The things we really need

Wandering through Melbourne's jam-packed streets today, on my way to yet another Christmas lunch, in the midst of yet another Christmas shopping spree, I was struck by a man bustling along a little ahead of me, stopping people now and then to ask for some spare cash. Everyone seemed too busy to give him any attention, let alone any money and, before long, he was out of my sight and my thoughts. But then, a few minutes later, I caught up with him again. He was now sitting huddled on the pavement, almost foetal in a corner, head buried in his hands, sobbing uncontrollably, inconsolably. He was dishevelled, dirty, destitute - probably about 30, maybe even younger.

Of course, he was only one of millions who will be doing it hard this Christmas and, no doubt, the harsh plight of world poverty, and human suffering, will be discussed over many a roast turkey on Friday. But, for me, music is always the place I find myself wandering to when I try to understand and capture the things that happen in this world - the happy things, the tragic things, the brutal things, the silly things: they're all there in music.

So I began pondering what music would capture the plight of that man, weeping alone in the centre of the city, two days before Christmas. There's probably a lot - but the music that seemed most appropriate to play tonight as my little, self-indulgent (and, for him, totally useless) tribute to that man was Johnny Cash's final and posthumous album American V: A Hundred Highways. This was recorded when Johnny Cash was literally on the threshold of death - blind, ill, his voice trembling with the weight of the years. But it's a voice, which, despite its frailty, or maybe even because of it, is strengthened all the more by the consoling, resolved soul that has, after all, always been the real core of Johnny Cash's music.
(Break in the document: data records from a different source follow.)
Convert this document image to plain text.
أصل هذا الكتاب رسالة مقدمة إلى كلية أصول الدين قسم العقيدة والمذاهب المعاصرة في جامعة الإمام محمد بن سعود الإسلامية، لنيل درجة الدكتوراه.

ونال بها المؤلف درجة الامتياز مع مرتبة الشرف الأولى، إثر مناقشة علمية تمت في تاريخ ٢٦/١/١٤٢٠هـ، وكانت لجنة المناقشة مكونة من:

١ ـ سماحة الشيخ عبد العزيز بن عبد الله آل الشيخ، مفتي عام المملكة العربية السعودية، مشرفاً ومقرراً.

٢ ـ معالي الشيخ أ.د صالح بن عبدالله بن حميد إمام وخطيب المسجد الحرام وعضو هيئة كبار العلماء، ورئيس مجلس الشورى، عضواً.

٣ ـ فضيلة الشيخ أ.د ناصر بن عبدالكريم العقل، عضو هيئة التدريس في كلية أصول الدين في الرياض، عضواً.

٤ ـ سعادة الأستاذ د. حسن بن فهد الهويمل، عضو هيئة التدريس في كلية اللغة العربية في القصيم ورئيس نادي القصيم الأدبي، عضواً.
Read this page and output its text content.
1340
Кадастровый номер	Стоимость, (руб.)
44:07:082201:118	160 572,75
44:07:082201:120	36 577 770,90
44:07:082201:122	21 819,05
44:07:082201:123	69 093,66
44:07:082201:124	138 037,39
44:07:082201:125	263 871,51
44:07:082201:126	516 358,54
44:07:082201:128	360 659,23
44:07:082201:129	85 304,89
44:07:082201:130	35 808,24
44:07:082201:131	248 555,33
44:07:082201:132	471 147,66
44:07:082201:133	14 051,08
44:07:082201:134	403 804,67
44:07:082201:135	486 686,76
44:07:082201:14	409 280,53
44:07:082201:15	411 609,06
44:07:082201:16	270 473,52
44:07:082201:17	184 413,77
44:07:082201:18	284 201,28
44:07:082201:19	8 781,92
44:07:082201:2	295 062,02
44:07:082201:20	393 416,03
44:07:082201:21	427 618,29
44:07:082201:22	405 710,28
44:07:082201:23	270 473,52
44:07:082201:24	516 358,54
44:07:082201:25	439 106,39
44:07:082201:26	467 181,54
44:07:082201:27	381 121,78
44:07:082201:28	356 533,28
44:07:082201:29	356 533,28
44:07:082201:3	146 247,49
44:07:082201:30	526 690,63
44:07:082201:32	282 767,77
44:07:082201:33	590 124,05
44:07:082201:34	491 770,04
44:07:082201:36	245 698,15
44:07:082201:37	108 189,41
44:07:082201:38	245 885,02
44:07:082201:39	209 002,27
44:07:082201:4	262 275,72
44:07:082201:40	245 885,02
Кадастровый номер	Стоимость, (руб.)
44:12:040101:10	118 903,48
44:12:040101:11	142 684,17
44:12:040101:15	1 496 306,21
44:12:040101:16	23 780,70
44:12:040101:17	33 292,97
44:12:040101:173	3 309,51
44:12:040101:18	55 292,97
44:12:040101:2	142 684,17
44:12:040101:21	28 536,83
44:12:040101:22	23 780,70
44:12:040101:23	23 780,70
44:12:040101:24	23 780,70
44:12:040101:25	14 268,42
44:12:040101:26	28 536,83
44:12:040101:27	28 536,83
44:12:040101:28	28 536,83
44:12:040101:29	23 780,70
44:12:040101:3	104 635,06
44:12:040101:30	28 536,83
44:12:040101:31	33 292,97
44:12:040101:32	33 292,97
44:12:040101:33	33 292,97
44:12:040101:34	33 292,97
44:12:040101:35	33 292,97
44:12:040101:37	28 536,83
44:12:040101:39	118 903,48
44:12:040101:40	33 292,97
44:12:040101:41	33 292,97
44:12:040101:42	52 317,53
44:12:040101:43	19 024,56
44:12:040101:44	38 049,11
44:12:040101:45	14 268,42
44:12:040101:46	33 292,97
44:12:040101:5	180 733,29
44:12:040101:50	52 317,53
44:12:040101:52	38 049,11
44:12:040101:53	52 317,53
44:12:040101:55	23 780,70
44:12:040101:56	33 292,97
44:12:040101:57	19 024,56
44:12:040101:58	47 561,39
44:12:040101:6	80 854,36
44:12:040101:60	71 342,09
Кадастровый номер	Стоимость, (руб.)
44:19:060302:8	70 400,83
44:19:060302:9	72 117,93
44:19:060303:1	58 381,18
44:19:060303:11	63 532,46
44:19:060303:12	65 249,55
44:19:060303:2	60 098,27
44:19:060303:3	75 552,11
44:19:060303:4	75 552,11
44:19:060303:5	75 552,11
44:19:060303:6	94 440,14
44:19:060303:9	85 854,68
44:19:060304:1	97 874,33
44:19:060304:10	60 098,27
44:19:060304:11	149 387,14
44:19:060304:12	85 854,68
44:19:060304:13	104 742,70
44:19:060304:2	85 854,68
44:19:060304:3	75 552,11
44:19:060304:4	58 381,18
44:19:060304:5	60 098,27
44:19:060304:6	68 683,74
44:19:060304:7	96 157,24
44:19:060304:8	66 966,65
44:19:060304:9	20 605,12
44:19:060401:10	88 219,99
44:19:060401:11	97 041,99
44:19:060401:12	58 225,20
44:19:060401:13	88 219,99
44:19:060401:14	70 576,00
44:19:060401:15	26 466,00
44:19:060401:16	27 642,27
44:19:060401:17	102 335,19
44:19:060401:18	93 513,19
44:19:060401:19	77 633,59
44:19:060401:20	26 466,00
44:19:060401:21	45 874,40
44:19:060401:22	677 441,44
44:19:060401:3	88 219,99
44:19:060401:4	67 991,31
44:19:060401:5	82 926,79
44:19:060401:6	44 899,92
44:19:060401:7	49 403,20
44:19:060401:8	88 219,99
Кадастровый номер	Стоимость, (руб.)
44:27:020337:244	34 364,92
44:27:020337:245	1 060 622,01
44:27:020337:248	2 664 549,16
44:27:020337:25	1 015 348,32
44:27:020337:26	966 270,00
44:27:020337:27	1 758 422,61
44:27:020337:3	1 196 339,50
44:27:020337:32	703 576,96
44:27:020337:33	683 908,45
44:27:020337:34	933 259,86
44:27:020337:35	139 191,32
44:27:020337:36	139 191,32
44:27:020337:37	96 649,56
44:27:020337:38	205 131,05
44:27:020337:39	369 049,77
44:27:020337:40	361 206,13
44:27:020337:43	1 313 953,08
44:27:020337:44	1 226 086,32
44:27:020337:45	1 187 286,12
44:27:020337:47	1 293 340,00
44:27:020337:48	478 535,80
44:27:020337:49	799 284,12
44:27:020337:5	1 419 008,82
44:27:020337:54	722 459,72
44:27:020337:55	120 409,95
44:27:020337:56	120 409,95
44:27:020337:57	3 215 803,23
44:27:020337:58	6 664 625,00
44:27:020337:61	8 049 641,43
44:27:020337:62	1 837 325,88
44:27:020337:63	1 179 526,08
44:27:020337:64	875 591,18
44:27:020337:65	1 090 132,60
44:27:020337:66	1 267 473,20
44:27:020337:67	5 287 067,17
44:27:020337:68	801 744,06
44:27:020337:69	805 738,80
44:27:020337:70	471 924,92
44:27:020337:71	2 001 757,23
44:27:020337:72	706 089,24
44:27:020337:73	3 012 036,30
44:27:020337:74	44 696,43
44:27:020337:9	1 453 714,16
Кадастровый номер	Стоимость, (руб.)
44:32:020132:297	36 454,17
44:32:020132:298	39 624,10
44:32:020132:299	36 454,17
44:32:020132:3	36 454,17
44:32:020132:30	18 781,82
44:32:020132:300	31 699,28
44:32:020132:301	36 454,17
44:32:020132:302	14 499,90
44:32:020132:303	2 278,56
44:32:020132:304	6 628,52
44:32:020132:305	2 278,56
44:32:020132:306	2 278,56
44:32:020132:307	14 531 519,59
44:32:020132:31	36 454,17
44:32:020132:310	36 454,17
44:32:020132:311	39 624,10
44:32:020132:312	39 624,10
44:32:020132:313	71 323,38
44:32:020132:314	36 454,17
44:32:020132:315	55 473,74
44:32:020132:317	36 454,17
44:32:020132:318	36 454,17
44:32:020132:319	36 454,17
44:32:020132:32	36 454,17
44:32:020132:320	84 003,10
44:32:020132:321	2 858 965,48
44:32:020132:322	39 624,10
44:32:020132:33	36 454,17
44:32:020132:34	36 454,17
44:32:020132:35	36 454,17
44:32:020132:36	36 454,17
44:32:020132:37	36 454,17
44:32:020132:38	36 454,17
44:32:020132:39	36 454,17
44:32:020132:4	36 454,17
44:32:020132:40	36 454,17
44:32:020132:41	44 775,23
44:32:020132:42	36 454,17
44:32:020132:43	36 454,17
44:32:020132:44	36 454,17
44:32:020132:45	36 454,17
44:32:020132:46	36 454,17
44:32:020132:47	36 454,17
Every song on this album weeps with that special, unique mix of loneliness and community, sadness and joy, richness and loss, with a resignation, a tired, weary farewell to life, that seems to acknowledge everything sad in the world, and yet still hold onto peace and hope.

The songs are unadorned with anything other than an acoustic guitar and the smallest handful of instruments. But everything is arrestingly powerful - like the dark and shattering 'God's gonna cut you down'; or the sad, mourning 'On the evening train'; the reassuring, comforting 'I came to believe'; the consoling, grounding 'Four strong winds'; and the liberating, full-stop of 'I'm free from the chain gang now'.

But the title of the album, A Hundred Highways, is actually a line from the Rod McKuen song, 'Love's been good to me', which Johnny Cash sings here in a way that makes you believe that its message of finding love once in a while along an unsettled, homeless life journey is, indeed, the real secret to peace.

And perhaps the lesson this album teaches us is that it's that love, even more than a home, or material abundance, that we need most of all - whether we are piling the next helping of roast turkey on our plate on Friday, or weeping, penniless, on a street corner in the middle of Melbourne.